The Theban women were distinguished for majestic figure and beauty (Dikæarchus, Vit. Græc. p. 144, ed Fuhr.).

[180] Plutarch, (Pelopid. c. 25; De Gen. Socr. c. 26, p. 594 D.) mentions Menekleidês, Damokleidas, and Theopompus among them. Compare Cornel. Nepos, Pelopid. c. 2.

[181] Plutarch, Pelopidas, c. 8; Plutarch, De Gen. Socrat. c. 17, p. 586 B.; c. 18, p. 587 D-E.

[182] Xenophon does not mention this separate summons and visit of Charon to the polemarchs,—nor anything about the scene with his son. He only notices Charon as having harbored the conspirators in his house, and seems even to speak of him as a person of little consequence—παρὰ Χαρωνί τινι, etc. (v, 4, 3).

The anecdote is mentioned in both the compositions of Plutarch (De Gen. Socr. c. 28, p. 595; and Pelopidas, c. 9), and is too interesting to be omitted, being perfectly consistent with what we read in Xenophon; though it has perhaps somewhat of a theatrical air.

[183] Plutarch, Pelopidas, c. 10; Plutarch, De Gen. Socr. c. 30, p. 596 F. Εἰς αὔριον τὰ σπουδαῖα.

This occurrence also finds no place in the narrative of Xenophon.
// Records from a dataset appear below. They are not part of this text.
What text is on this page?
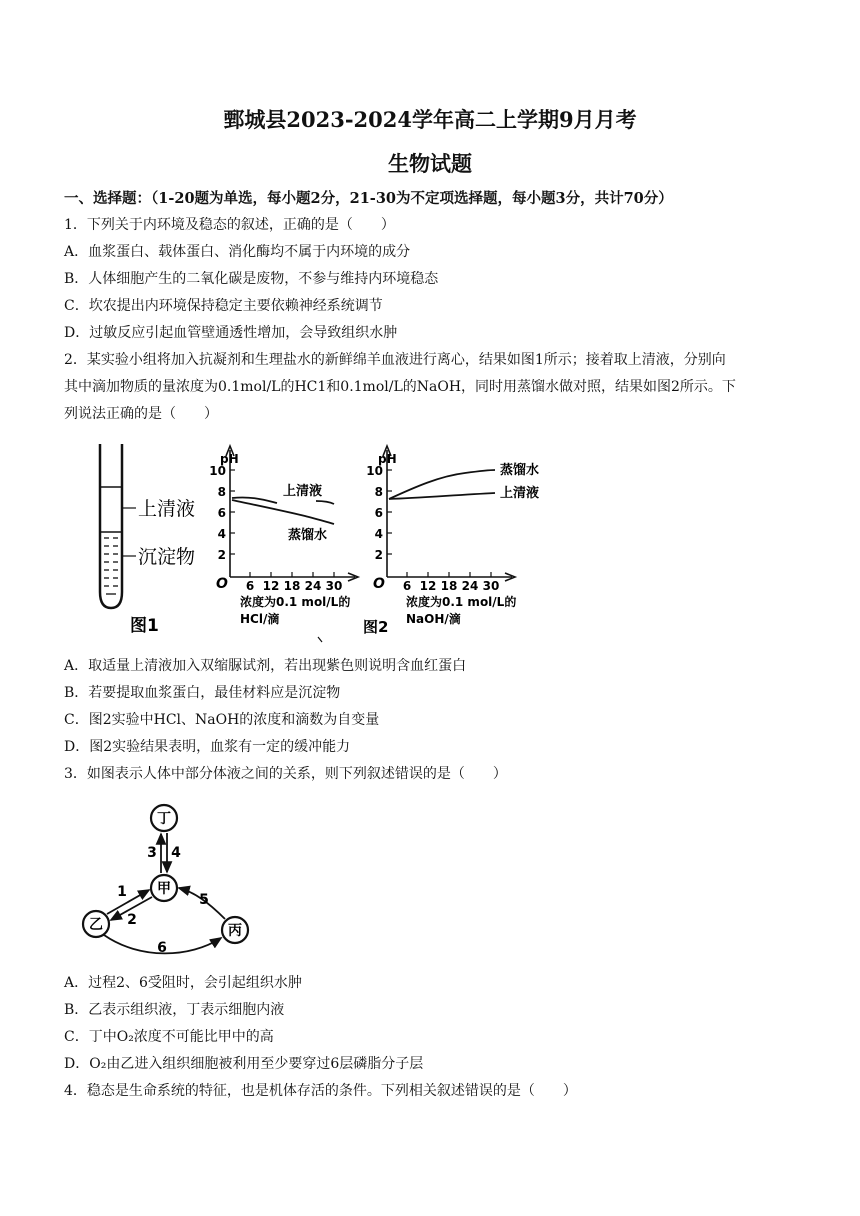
鄄城县2023-2024学年高二上学期9月月考
生物试题
一、选择题：（1-20题为单选，每小题2分，21-30为不定项选择题，每小题3分，共计70分）
1．下列关于内环境及稳态的叙述，正确的是（　　）
A．血浆蛋白、载体蛋白、消化酶均不属于内环境的成分
B．人体细胞产生的二氧化碳是废物，不参与维持内环境稳态
C．坎农提出内环境保持稳定主要依赖神经系统调节
D．过敏反应引起血管壁通透性增加，会导致组织水肿
2．某实验小组将加入抗凝剂和生理盐水的新鲜绵羊血液进行离心，结果如图1所示；接着取上清液，分别向
其中滴加物质的量浓度为0.1mol/L的HC1和0.1mol/L的NaOH，同时用蒸馏水做对照，结果如图2所示。下
列说法正确的是（　　）
上清液
沉淀物
图1
pH
10
8
6
4
2
O 6 12 18 24 30
上清液
蒸馏水
浓度为0.1 mol/L的
HCl/滴
pH
10
8
6
4
2
O 6 12 18 24 30
蒸馏水
上清液
浓度为0.1 mol/L的
NaOH/滴
图2
A．取适量上清液加入双缩脲试剂，若出现紫色则说明含血红蛋白
B．若要提取血浆蛋白，最佳材料应是沉淀物
C．图2实验中HCl、NaOH的浓度和滴数为自变量
D．图2实验结果表明，血浆有一定的缓冲能力
3．如图表示人体中部分体液之间的关系，则下列叙述错误的是（　　）
丁
甲
乙	丙
1
2
3 4
5
6
A．过程2、6受阻时，会引起组织水肿
B．乙表示组织液，丁表示细胞内液
C．丁中O₂浓度不可能比甲中的高
D．O₂由乙进入组织细胞被利用至少要穿过6层磷脂分子层
4．稳态是生命系统的特征，也是机体存活的条件。下列相关叙述错误的是（　　）
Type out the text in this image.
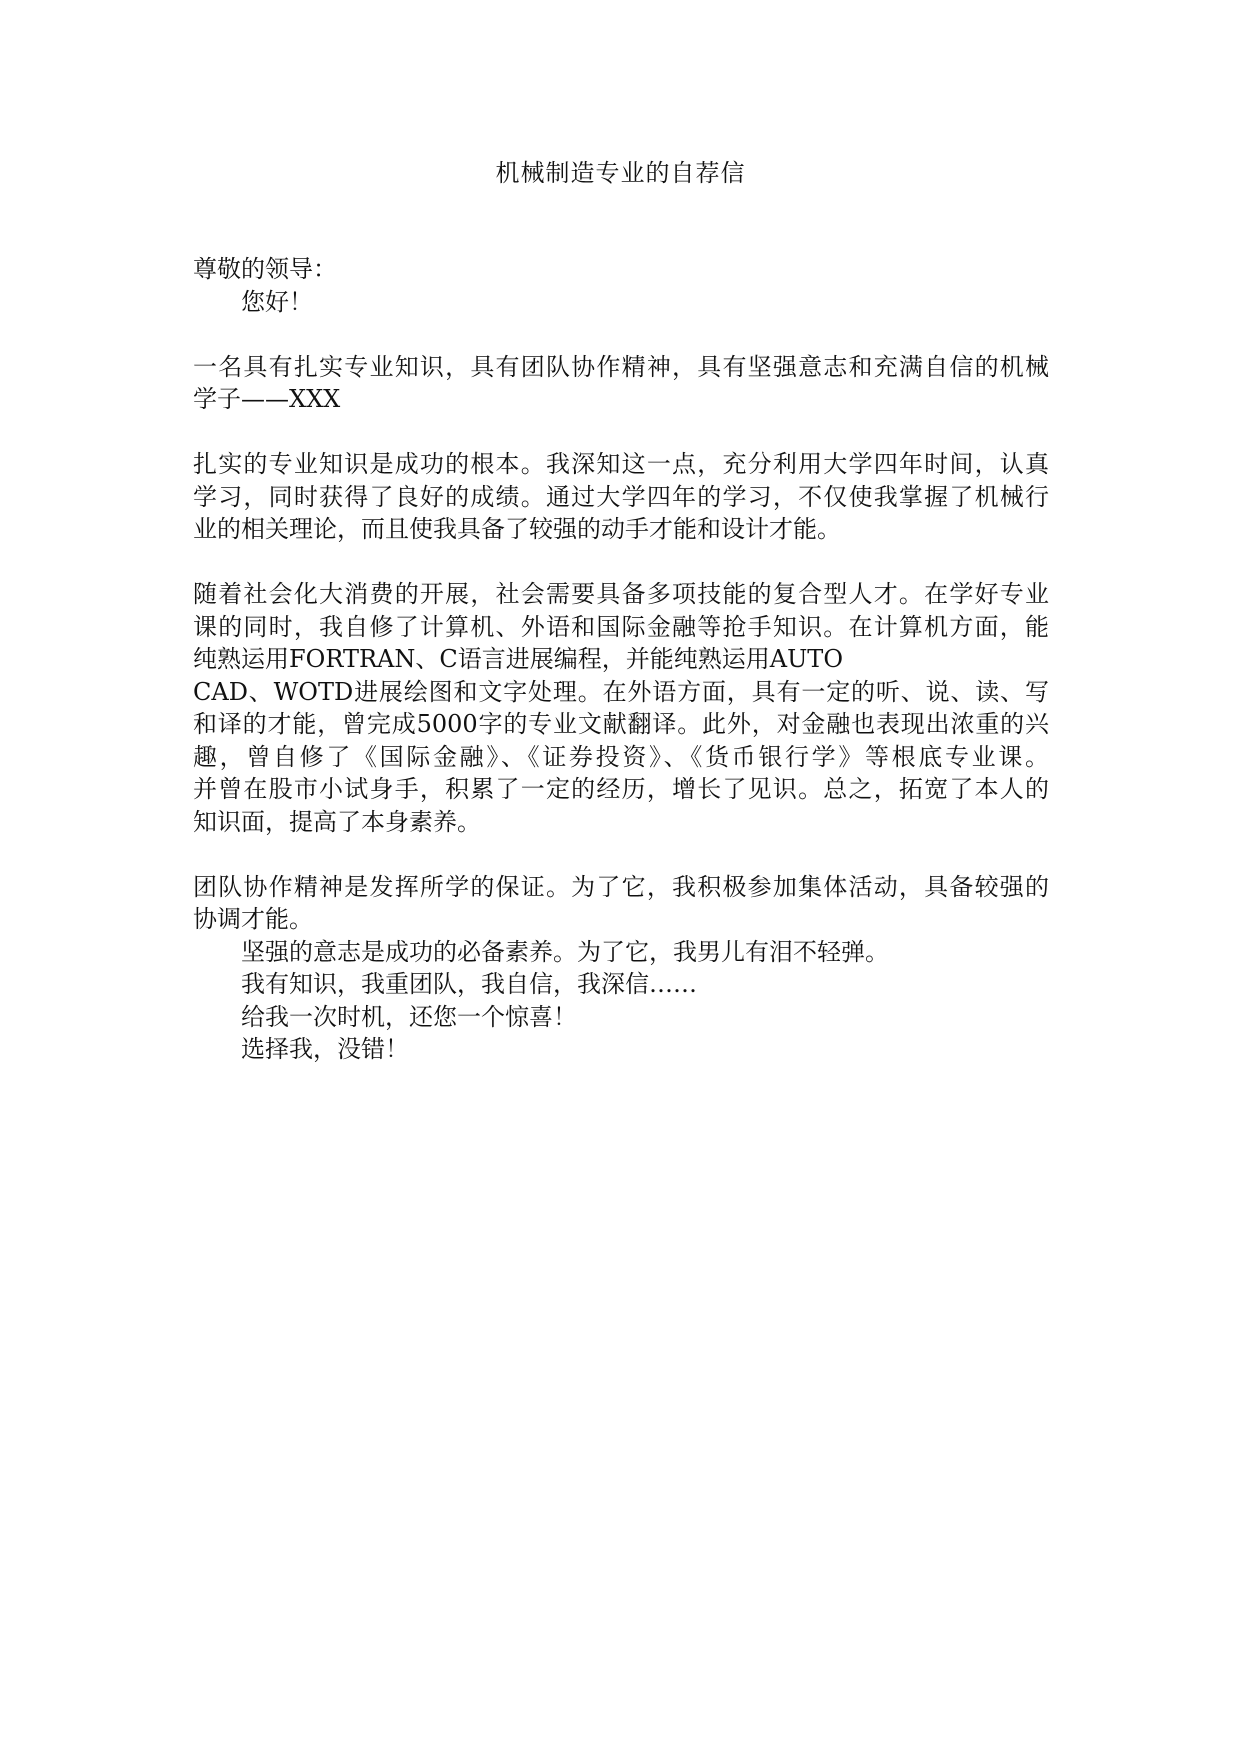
机械制造专业的自荐信
尊敬的领导：
您好！
一名具有扎实专业知识，具有团队协作精神，具有坚强意志和充满自信的机械
学子——XXX
扎实的专业知识是成功的根本。我深知这一点，充分利用大学四年时间，认真
学习，同时获得了良好的成绩。通过大学四年的学习，不仅使我掌握了机械行
业的相关理论，而且使我具备了较强的动手才能和设计才能。
随着社会化大消费的开展，社会需要具备多项技能的复合型人才。在学好专业
课的同时，我自修了计算机、外语和国际金融等抢手知识。在计算机方面，能
纯熟运用FORTRAN、C语言进展编程，并能纯熟运用AUTO
CAD、WOTD进展绘图和文字处理。在外语方面，具有一定的听、说、读、写
和译的才能，曾完成5000字的专业文献翻译。此外，对金融也表现出浓重的兴
趣，曾自修了《国际金融》、《证券投资》、《货币银行学》等根底专业课。
并曾在股市小试身手，积累了一定的经历，增长了见识。总之，拓宽了本人的
知识面，提高了本身素养。
团队协作精神是发挥所学的保证。为了它，我积极参加集体活动，具备较强的
协调才能。
坚强的意志是成功的必备素养。为了它，我男儿有泪不轻弹。
我有知识，我重团队，我自信，我深信……
给我一次时机，还您一个惊喜！
选择我，没错！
Cornelius Nepos, Pelopidas, c. 3. Æneas (Poliorcetic. c. 31) makes a general reference to the omission of immediate opening of letters arrived, as having caused the capture of the Kadmeia; which was, however, only its remote consequence.

[184] The description given by Xenophon, of this assassination of the polemarchs at Thebes, differs materially from that of Plutarch. I follow Xenophon in the main; introducing, however, several of the details found in Plutarch, which are interesting, and which have the air of being authentic.

Xenophon himself intimates (Hellen. v, 4, 7), that besides the story given in the text, there was also another story told by some,—that Mellon and his companions had got access to the polemarchs in the guise of drunken revellers. It is this latter story which Plutarch has adopted, and which carries him into many details quite inconsistent with the narrative of Xenophon. I think the story, of the conspirators having been introduced in female attire, the more probable of the two. It is borne out by the exact analogy of what Herodotus tells us respecting Alexander son of Amyntas, prince of Macedonia (Herod. v, 20).

Compare Plutarch, Pelopidas, c. 10, 11; Plutarch, De Gen. Socrat. c. 31, p. 597. Polyænus (ii, 4, 3) gives a story with many different circumstances, yet agreeing in the fact that Pelopidas in female attire killed the Spartan general. The story alluded to by Aristotle (Polit. v, 5, 10), though he names both Thebes and Archias, can hardly refer to this event.